How will the increase in housing supply affect rental markets?
As mentioned previously, one of the demands for housing comes from those who are looking for a way out from rising rental costs, for e.g. new permanent residents. With the increase in housing supply, there is potential that rental growth will be moderated by the high number of completed private housings shown above, leading to a more stable leasing market.
Rents are projected to rise further in 2023. Some of the factors that could potentially contribute to rent growth include the 15-month wait-out period imposed under the September 2022 cooling measures, higher number of returning foreign workers/expats given the improvement of COVID-19 pandemic in Singapore, alongside locals who are looking for temporary lodgings while their new homes are being built. Work-from-home professionals looking for a conducive working space away from family are another small but non-negligible group of people who also contribute to this growth.

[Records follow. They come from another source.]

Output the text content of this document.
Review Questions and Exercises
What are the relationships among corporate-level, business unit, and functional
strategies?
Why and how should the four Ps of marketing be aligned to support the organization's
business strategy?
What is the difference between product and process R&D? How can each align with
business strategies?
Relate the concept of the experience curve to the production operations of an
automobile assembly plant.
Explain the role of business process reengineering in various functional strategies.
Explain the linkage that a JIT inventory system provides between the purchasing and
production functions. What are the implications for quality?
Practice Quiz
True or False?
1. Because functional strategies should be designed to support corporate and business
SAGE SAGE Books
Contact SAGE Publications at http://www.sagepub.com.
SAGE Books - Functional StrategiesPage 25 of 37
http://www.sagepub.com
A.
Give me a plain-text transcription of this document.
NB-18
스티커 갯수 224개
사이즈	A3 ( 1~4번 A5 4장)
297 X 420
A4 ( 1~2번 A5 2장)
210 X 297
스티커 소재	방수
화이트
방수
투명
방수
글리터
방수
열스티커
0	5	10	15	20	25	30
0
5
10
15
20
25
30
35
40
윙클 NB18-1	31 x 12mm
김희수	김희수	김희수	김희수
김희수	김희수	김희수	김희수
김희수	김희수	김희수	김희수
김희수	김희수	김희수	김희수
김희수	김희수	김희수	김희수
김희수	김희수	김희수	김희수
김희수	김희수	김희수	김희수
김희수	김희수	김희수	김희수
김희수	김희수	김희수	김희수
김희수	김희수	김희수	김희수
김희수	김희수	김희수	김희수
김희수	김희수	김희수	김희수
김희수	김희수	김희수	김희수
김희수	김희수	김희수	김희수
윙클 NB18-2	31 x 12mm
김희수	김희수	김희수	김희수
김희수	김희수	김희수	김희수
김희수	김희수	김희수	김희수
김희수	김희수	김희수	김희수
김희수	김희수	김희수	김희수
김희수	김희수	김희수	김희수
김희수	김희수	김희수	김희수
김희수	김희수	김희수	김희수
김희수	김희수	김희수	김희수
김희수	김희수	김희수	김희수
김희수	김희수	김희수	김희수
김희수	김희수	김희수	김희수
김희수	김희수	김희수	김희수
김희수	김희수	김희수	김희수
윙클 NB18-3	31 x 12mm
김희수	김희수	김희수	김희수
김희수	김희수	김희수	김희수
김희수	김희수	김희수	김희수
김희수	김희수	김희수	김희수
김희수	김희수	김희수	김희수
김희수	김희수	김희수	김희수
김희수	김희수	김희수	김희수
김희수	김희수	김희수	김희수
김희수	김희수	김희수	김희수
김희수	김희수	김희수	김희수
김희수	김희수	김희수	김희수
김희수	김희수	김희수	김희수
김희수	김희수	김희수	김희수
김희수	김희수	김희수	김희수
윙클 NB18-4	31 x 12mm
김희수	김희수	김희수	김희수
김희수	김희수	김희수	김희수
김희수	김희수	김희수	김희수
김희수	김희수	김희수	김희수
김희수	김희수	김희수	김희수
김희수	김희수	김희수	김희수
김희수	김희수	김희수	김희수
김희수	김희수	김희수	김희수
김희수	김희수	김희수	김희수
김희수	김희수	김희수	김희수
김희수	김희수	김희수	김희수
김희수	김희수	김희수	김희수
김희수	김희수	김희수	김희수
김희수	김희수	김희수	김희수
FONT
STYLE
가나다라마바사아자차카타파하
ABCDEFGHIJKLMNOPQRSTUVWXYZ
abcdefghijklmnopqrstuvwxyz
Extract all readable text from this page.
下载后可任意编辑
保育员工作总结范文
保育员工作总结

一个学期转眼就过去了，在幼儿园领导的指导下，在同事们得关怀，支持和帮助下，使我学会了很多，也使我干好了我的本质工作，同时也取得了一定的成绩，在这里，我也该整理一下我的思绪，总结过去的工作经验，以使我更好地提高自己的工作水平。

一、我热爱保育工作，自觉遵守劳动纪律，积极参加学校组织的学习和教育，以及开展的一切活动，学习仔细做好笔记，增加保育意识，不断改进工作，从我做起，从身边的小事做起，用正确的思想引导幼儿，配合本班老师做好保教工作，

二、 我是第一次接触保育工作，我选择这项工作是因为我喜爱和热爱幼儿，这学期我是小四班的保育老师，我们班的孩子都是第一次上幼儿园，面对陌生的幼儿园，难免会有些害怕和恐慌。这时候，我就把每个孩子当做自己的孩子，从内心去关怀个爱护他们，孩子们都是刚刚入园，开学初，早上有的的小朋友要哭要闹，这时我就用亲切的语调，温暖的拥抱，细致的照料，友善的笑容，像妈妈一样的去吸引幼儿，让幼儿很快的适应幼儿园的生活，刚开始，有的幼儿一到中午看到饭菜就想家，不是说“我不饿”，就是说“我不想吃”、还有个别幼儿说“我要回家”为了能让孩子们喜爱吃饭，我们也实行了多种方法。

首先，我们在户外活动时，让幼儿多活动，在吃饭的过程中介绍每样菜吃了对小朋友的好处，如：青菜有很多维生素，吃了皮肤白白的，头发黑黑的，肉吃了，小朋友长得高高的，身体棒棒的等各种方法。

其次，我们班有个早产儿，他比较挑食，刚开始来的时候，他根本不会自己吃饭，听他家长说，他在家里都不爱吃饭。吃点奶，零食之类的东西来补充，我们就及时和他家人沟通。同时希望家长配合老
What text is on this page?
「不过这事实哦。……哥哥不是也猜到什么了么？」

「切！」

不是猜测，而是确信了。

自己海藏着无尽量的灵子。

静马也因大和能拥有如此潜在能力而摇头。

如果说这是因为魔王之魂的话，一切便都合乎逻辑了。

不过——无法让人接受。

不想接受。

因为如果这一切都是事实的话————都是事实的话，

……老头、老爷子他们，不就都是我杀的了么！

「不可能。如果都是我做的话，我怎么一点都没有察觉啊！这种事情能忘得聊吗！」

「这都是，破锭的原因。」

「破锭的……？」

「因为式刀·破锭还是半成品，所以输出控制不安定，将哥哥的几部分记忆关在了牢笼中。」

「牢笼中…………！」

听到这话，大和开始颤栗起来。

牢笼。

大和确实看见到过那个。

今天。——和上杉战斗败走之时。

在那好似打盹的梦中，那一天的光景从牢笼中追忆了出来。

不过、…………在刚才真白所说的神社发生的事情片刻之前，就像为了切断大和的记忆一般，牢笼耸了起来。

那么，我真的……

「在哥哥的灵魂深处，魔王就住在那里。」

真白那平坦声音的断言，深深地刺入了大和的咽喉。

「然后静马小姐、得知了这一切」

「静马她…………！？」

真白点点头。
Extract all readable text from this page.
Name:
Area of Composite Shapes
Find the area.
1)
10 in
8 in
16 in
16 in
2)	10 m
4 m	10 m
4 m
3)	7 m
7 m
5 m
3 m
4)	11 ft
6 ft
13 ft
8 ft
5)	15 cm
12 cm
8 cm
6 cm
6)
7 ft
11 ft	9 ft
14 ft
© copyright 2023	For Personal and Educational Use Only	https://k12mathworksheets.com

This also means that demand for rental units continue to remain high, at least for the first half of the year, as various groups of individuals find themselves in need of a temporary place, and higher rental rates may be imposed to make full use of this phenomenon. It is projected for rent growth to peak in the first half of 2023, and gradually slow down as price resistance starts to kick in and more new launches get completed.
All in all, this year sets out to be a unique year for both homebuyers and developers as supply increases significantly but starts to dwindle from 2024 onwards. While it seems like a good period of time to make your property purchases in view of the potential upcoming property crunch, it is important to remember one’s financial situation remains the most important factor of all when it comes to buying a home.